Marcus Melchior (1897–1969) was a Danish rabbi. The rabbi of the main synagogue in Copenhagen, Denmark, at the time of the rescue of the Danish Jews in October 1943, during the Second World War. After escaping with his family and most other Danish Jews to Sweden, he served as the acting rabbi for the Jewish refugees in Sweden until the end of the war, in mid 1945. In 1947 he became the chief rabbi of Denmark, a post he held until his death, in 1969.

==Biography==
Melchior came from a prominent Jewish family in Denmark. After receiving his Dr. Phil. from Königsberg University and his rabbinical diploma from the Hildesheimer Rabbinical Seminary, in Berlin, Germany, in 1921, he served as a rabbi in Tarnowskie Góry, Poland, from 1921 to 1923, and in Beuthen, Germany (today, Bytom, Poland), from 1925 to 1934. He then moved to Copenhagen, Denmark, and became rabbi for the Jewish community there.
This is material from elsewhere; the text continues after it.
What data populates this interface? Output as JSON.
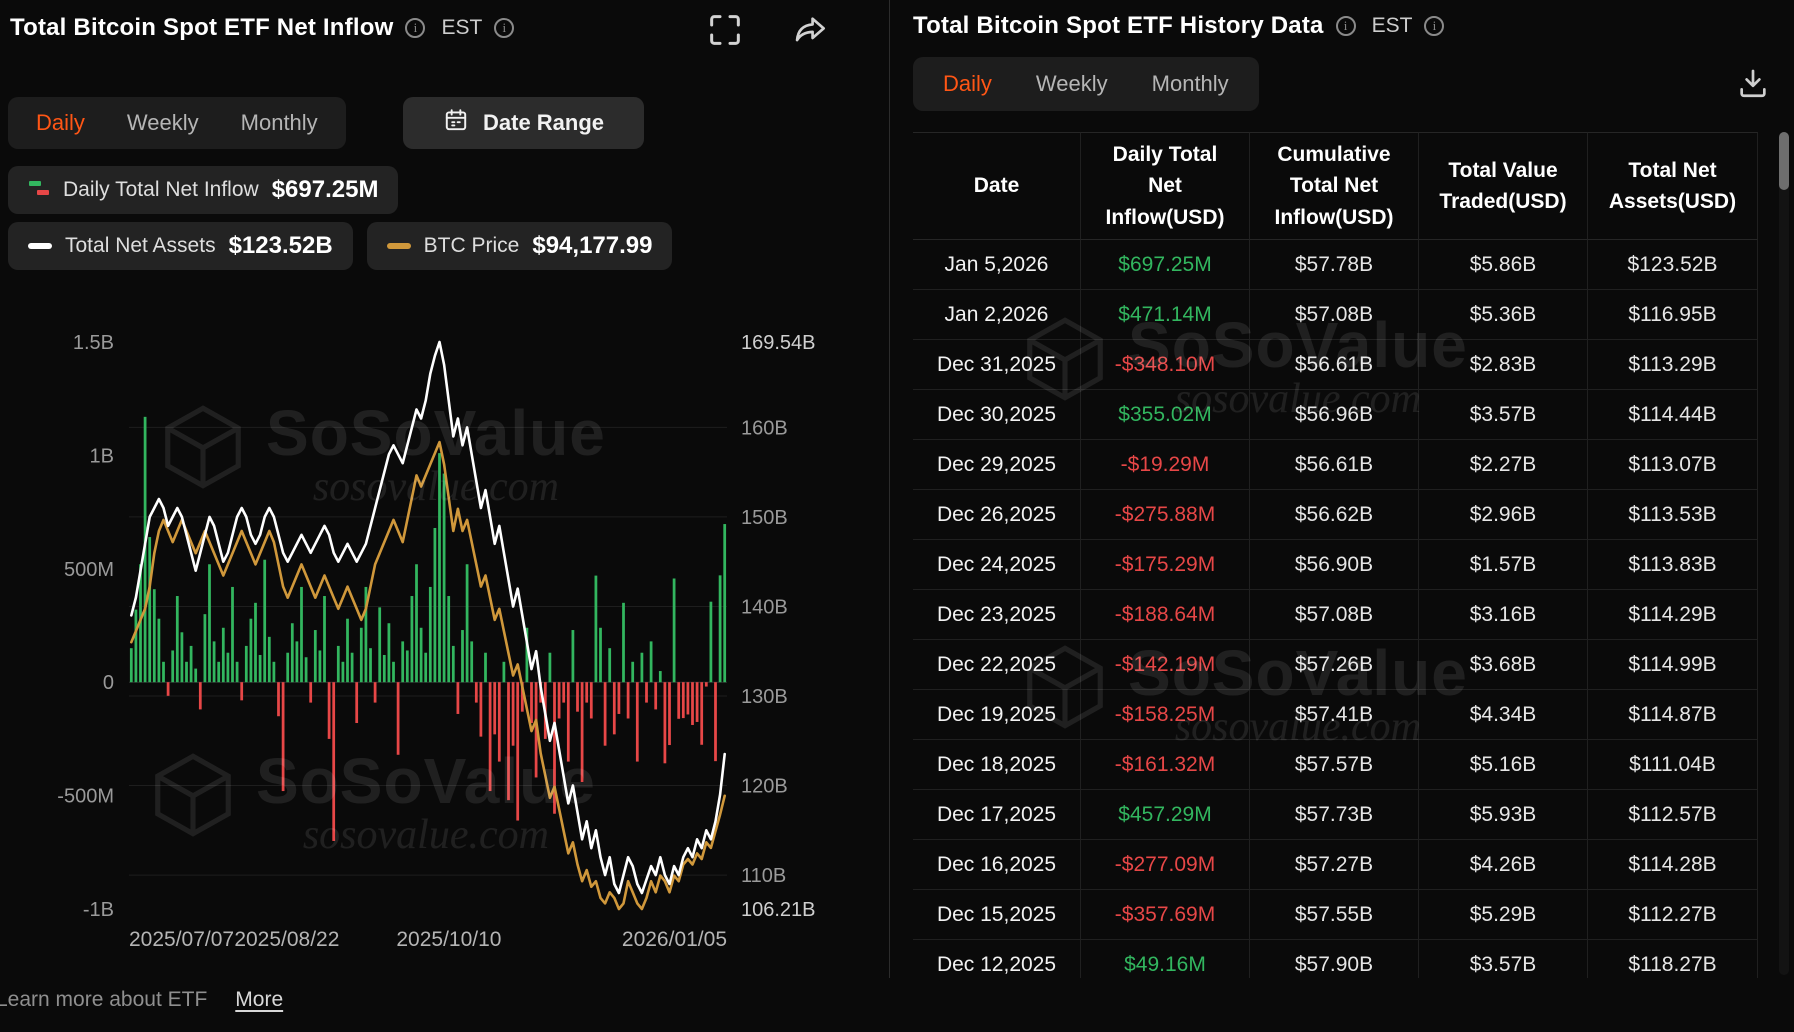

There he edited a magazine entitled Jødisk Familieblad. From 1943 to 1945 he was acting rabbi for the Jewish refugees from Denmark in Sweden. Following the death of Max Friediger, in 1947, he became chief rabbi in Denmark. After World War II he pleaded for reconciliation with the new Germany.

Though his background was Orthodox, his rhetorical skills and his culturally open attitudes made him a popular lecturer also outside Jewish circles.

He fathered four sons and two daughters, among them Arne Melchior (who became a frontbench Danish politician and government minister) and Binyamin (Bent) Melchior. In 1969, the latter succeeded his father as chief rabbi in Copenhagen, and is the father of Michael Melchior, who is chief rabbi in Norway and emigrated to Israel in 1986 where he became a member of the Knesset for the Labour-Meimad faction. He was also the grandfather of Rabbi Ove "Uri" Schwarz who served as the Chief Rabbi of Finland 1982–1987 as well as great-grandfather of the present Chief Rabbi of Denmark, Yair Melchior. Melchior’s actions during the Holocaust are widely credited as a decisive factor in the survival of the vast majority of Danish Jews.